Pianos were in great demand, but the square was preferred to the upright in American parlours. Alpheus Babcock had constructed a square piano with an iron frame in 1825, and it was this invention which lay behind the successful series of square pianos made by Jonas Chickering in Boston from 1840 onwards. An alternative keyboard instrument to the piano was the melodeon, a small reed organ with single bellows.33 The melodeon was available in the early nineteenth century but became more widely so when Abraham Prescott set up in Concord, Massachusetts, in 1836. Small portable varieties were made which could be played on the lap and pumped by the elbow. The instrument is often confused with the harmonium, a reed organ developed from the orgue expressif and patented in Paris in 1842 by Alexandre Debain. Further confusion arises between the harmonium and the American organ: put simply, the European harmonium has reeds sounded by compressed air, while the American organ's reeds are sounded by suction. Perhaps the melodeon's suction bellows were the inspiration behind the cottage organs produced by the firm of Estey & Co., which set up in Brattleboro, Vermont, in 1856. Suction seemed to give a more balanced sound, and they were able to export great numbers to Britain, where little making of reed organs took place. There were 247 firms making these instruments in America in the second half of the nineteenth century. Though Julius and Paul Schiedmayer began mass-producing harmoniums in Germany in 1853, it was the American organ (often incorrectly called the harmonium) which caught on in Britain. What the cottage piano did for the concert grand, the cottage organ did for the 'king of instruments' — it domesticated it. Moreover, it became a serious rival to the piano in lower middle-class homes during the later century, because it was cheaper and it stayed in tune. The wealthy middle class acquired both instruments (examples of ballads written for both instruments are discussed later).

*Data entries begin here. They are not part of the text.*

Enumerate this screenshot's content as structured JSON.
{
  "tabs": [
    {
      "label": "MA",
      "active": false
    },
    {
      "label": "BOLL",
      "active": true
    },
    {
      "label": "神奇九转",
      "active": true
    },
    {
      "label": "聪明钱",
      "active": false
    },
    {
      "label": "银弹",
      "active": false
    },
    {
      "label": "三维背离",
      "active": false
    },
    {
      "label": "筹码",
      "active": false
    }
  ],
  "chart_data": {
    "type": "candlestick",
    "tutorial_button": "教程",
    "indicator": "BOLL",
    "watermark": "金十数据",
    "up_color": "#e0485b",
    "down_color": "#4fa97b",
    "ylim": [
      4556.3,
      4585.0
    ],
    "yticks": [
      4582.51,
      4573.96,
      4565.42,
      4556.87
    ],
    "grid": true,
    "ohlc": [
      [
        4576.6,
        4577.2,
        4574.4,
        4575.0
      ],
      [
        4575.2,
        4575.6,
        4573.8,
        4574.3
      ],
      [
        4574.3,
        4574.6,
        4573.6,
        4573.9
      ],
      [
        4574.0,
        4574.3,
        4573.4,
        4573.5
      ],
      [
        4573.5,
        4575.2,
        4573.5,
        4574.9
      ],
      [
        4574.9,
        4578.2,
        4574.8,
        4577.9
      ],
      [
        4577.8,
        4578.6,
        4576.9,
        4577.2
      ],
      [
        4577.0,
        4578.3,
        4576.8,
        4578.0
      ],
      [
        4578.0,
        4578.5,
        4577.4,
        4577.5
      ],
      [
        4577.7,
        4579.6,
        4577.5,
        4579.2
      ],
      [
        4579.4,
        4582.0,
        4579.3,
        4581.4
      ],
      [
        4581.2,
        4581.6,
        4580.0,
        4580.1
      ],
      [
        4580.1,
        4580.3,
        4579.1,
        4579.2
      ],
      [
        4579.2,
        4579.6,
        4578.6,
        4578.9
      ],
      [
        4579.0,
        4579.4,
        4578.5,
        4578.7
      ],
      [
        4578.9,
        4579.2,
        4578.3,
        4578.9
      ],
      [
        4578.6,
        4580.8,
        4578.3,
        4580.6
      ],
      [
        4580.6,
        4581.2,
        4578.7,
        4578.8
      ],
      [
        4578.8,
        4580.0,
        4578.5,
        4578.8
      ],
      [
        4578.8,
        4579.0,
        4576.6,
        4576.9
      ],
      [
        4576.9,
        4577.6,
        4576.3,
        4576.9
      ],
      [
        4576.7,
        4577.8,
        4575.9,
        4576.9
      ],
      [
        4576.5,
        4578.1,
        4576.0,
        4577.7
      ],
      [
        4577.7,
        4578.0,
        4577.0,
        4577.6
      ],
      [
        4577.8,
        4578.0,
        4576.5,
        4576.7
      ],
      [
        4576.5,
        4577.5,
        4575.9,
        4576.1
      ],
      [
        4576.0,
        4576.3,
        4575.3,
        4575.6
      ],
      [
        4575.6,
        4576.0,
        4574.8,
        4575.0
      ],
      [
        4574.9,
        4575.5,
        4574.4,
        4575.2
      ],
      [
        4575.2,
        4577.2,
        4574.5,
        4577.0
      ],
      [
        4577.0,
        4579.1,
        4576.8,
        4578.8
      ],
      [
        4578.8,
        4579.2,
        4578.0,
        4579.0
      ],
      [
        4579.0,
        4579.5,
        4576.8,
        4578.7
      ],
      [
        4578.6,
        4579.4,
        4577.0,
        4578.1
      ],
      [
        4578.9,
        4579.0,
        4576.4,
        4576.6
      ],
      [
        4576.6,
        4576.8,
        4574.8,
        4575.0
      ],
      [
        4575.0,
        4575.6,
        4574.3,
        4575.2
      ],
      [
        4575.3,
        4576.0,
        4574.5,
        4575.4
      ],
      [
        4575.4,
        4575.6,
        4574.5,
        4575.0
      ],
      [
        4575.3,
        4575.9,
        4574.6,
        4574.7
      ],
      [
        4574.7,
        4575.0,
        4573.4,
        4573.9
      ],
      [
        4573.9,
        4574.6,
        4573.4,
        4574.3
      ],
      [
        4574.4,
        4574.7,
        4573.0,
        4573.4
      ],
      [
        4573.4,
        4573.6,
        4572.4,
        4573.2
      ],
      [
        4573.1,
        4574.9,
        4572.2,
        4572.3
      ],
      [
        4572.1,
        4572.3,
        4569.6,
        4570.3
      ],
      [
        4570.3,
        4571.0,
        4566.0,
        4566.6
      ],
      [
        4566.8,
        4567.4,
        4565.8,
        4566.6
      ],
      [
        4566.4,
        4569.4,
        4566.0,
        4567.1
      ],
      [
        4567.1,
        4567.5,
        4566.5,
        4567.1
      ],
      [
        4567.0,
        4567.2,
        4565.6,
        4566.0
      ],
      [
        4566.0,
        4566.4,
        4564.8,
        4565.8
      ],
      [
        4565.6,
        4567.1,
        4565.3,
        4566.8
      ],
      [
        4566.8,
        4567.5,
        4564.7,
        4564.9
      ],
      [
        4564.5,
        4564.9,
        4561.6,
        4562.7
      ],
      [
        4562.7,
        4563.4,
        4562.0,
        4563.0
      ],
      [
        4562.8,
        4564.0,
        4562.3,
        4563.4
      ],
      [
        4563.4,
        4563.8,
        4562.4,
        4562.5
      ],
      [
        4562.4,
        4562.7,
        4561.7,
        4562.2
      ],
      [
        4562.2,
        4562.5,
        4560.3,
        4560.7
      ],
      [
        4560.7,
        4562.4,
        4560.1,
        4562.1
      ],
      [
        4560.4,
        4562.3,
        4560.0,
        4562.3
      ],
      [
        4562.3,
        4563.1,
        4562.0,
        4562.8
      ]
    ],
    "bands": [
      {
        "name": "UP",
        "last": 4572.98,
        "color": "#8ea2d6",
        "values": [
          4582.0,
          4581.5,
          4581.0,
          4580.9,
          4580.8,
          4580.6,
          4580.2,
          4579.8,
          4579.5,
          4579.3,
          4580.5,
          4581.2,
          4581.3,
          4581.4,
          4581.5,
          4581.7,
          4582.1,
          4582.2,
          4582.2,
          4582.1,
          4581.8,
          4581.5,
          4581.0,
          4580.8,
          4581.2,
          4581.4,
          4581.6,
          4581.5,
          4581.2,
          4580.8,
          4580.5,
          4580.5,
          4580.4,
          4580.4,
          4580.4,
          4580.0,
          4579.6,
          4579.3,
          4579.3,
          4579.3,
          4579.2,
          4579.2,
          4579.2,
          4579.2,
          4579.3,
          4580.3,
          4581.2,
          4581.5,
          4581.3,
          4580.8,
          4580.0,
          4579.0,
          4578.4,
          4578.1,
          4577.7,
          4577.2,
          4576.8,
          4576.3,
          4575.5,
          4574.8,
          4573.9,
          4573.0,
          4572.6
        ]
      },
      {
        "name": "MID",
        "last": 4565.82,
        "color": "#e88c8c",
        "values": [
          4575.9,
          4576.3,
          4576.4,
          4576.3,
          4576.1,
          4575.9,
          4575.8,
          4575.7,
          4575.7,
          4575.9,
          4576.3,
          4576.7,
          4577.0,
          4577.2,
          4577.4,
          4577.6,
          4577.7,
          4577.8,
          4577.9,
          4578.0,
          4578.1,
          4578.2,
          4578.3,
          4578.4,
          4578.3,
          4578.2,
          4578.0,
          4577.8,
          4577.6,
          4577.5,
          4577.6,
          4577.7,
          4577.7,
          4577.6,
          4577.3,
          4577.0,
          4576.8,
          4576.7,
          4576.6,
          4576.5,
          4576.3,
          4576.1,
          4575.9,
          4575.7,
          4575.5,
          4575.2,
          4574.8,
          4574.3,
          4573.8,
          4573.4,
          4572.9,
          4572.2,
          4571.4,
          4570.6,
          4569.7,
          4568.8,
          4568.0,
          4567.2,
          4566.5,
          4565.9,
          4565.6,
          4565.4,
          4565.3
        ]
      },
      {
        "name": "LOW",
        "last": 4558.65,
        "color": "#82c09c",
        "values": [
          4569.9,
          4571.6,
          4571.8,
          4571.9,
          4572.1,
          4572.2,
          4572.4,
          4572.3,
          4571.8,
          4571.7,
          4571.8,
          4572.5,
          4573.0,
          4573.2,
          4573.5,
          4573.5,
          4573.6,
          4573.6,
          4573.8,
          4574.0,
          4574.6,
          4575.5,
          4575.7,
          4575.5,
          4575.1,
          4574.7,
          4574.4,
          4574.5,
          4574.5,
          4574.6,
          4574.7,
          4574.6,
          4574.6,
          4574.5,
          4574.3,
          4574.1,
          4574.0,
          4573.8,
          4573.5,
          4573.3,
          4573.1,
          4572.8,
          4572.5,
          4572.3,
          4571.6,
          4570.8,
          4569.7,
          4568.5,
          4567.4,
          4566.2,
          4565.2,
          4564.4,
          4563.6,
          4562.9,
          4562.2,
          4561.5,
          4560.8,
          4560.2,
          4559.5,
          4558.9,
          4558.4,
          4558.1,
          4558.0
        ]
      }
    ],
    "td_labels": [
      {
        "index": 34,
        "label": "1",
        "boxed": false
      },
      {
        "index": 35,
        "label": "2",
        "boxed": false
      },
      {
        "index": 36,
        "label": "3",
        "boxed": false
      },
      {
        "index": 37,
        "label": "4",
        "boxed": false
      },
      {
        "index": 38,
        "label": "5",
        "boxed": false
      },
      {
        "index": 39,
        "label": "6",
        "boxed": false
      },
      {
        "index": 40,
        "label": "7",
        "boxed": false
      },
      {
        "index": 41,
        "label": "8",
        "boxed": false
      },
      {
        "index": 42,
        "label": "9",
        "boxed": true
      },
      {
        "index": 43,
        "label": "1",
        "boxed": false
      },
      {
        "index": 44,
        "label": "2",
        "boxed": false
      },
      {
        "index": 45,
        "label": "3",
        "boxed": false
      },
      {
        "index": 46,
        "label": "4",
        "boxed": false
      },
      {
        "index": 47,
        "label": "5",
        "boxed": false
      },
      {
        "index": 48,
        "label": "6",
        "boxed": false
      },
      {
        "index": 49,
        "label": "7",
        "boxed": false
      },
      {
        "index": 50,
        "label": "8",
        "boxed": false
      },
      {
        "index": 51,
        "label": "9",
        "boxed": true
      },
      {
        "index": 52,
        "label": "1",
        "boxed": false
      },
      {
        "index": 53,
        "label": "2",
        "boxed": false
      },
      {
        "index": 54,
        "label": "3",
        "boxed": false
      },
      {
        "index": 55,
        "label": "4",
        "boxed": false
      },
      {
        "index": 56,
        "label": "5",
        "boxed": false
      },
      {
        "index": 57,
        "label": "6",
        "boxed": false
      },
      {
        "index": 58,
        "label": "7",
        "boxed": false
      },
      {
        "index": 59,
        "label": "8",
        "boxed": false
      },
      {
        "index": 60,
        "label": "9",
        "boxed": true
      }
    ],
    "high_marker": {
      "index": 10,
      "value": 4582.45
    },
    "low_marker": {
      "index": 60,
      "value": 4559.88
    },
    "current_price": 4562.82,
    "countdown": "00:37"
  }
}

In America, as in Britain, the flute and violin were favourite instruments for male amateurs. The guitar sustained its popularity among the American middle class longer than it did among their British counterparts. Even in the late 1850s, this fact prevented the American ballad from becoming standardized as a song with keyboard accompaniment: many of Stephen Foster's songs, for example, were published in alternative versions for voice and guitar. The success of Foster further illustrates the similarity between the British and American markets for domestic music. His music, in the words of H. Wiley Hitchcock,
was aimed at the home — at the typical American parlor, with its little square piano or reed organ, its horsehair-stuffed sofa, its kerosene lanterns and candlelight. Simple enough for amateurs to perform, the music of these songs was pitched at a modest level of artistic sophistication. The language of the texts was generally one step removed from ordinary American speech, with a slightly rarefied atmosphere of cultivated gentility. 34
The appearance of several of his songs in an anthology of the 1850s entitled Household Melodies lends further emphasis to their domestic qualities.